FsCheck's default generators for types like float include NaN, infinity, and extreme magnitudes, which can make a property fail for reasons unrelated to the logic being tested. Constrain generators explicitly (as with NonNegativeInt above, or a custom Arbitrary) rather than assuming the default generator matches your domain's real-world value ranges.
- F#'s pure functions, records, and DUs make a large share of business logic testable as plain input-output calls with minimal test-framework ceremony.
- Expecto represents tests as ordinary F# values (testCase, testList) run from a console app entry point via runTestsWithArgs.
- FsCheck performs property-based testing, generating many randomized inputs to check that a property holds universally.
- When a property-based test fails, FsCheck automatically shrinks the input to the smallest reproducing counterexample.
- Passing dependencies as plain function parameters (e.g., saveOrder: Order -> Async<unit>) often eliminates the need for a mocking framework in tests.

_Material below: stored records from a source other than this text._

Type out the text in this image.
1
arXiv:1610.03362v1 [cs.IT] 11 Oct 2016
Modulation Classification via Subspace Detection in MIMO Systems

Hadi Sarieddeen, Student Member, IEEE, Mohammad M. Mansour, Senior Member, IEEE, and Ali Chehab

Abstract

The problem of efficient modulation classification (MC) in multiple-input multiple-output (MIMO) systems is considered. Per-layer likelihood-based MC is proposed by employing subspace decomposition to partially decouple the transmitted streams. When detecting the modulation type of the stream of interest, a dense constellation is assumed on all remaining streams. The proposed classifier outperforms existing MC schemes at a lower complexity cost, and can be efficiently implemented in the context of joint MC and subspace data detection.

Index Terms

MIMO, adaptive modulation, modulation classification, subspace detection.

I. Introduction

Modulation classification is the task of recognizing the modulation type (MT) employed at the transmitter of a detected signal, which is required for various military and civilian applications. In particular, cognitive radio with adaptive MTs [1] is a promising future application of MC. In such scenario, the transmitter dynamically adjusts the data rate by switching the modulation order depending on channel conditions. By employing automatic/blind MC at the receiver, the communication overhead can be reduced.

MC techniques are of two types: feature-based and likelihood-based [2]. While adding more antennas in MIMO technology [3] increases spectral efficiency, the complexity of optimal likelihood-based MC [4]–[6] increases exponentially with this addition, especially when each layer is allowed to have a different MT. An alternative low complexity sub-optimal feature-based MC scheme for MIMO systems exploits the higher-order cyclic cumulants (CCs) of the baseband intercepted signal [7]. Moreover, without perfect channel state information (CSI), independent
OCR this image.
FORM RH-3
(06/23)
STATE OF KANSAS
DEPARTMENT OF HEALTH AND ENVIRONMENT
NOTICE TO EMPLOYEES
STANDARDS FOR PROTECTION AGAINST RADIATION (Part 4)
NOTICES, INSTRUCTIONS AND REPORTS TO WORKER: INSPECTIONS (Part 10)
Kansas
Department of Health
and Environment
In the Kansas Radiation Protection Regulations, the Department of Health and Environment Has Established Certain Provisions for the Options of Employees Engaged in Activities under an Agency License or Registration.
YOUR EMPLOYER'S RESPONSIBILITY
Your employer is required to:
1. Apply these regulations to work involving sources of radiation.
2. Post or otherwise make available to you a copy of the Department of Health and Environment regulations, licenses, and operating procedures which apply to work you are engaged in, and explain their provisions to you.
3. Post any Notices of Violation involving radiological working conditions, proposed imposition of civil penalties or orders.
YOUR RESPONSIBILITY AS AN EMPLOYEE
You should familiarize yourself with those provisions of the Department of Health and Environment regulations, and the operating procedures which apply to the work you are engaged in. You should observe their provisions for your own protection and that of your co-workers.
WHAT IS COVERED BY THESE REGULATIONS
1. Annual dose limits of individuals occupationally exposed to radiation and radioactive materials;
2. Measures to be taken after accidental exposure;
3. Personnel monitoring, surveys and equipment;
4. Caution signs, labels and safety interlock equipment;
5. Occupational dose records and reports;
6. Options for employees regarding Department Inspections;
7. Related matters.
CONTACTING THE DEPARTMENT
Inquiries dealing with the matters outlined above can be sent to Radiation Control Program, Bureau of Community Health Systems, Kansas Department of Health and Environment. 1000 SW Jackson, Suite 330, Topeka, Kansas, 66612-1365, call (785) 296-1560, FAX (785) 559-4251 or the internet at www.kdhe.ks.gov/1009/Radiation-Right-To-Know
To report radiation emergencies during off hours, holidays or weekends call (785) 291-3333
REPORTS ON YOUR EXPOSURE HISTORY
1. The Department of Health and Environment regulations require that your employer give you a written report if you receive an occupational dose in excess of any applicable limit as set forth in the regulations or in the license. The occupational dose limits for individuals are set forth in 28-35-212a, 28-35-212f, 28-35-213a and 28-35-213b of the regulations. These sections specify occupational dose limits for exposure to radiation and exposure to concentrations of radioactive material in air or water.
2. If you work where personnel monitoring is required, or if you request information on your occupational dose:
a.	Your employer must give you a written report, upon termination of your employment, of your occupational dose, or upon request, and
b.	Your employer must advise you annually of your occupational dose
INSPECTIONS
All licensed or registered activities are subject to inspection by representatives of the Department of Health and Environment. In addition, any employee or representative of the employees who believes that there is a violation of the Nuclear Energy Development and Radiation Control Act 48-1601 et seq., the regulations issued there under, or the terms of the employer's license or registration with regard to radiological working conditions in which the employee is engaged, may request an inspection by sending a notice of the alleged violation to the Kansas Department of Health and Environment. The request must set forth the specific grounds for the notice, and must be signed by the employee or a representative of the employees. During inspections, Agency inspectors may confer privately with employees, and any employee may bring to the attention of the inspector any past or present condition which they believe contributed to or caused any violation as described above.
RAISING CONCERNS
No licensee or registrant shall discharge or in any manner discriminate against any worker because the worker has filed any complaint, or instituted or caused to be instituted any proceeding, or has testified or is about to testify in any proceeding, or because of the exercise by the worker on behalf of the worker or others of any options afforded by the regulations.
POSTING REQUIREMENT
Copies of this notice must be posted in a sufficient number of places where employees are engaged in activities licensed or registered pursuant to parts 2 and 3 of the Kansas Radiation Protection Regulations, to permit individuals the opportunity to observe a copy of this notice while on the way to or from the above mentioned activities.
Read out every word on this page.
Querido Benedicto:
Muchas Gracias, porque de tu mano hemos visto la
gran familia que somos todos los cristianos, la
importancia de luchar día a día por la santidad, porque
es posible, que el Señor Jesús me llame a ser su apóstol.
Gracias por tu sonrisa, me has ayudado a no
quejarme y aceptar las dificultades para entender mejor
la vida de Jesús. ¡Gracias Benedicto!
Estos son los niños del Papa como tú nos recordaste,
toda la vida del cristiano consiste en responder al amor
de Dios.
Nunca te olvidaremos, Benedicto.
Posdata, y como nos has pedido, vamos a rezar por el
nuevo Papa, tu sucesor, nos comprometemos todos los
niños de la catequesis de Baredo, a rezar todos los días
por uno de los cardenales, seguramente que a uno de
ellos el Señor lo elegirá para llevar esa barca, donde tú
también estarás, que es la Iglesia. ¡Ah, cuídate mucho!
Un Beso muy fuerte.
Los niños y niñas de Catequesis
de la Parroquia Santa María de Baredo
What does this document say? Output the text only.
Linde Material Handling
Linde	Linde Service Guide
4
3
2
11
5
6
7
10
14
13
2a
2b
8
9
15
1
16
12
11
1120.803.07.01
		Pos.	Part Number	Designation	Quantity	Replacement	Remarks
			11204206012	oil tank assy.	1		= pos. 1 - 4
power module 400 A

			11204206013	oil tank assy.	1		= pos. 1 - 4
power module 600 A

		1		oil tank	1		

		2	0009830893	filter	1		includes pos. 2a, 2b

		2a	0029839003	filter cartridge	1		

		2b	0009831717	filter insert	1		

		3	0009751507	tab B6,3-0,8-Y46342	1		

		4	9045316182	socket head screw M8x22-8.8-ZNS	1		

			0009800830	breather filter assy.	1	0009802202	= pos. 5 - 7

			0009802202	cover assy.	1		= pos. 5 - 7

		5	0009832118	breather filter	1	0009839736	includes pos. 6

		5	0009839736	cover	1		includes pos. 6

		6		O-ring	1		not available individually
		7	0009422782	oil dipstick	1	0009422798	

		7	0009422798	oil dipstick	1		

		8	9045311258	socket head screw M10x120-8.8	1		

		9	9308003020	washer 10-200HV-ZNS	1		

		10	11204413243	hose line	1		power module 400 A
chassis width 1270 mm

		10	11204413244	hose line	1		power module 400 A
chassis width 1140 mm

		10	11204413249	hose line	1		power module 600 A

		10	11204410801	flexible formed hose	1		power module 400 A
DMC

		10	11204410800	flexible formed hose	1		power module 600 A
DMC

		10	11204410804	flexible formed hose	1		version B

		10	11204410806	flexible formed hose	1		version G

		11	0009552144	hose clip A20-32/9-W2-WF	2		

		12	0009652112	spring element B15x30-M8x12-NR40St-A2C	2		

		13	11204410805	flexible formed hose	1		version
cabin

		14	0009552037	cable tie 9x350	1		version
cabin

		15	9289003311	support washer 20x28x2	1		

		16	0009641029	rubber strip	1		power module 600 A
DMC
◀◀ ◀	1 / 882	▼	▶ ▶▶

- Object expressions let F# implement a C#-style interface inline for a single test without a full mock class.
- FsCheck's default generators can include edge cases like NaN or infinity, so generators should be constrained to match the domain's real value ranges.
Practice what you learned
1. Why does F#'s style tend to make business logic easier to unit test?
2. How does Expecto structure a test suite?
3. What does FsCheck do when a property-based test fails?
4. Why do many F# tests avoid needing a mocking framework?
5. What risk does the warning about FsCheck's default float generator describe?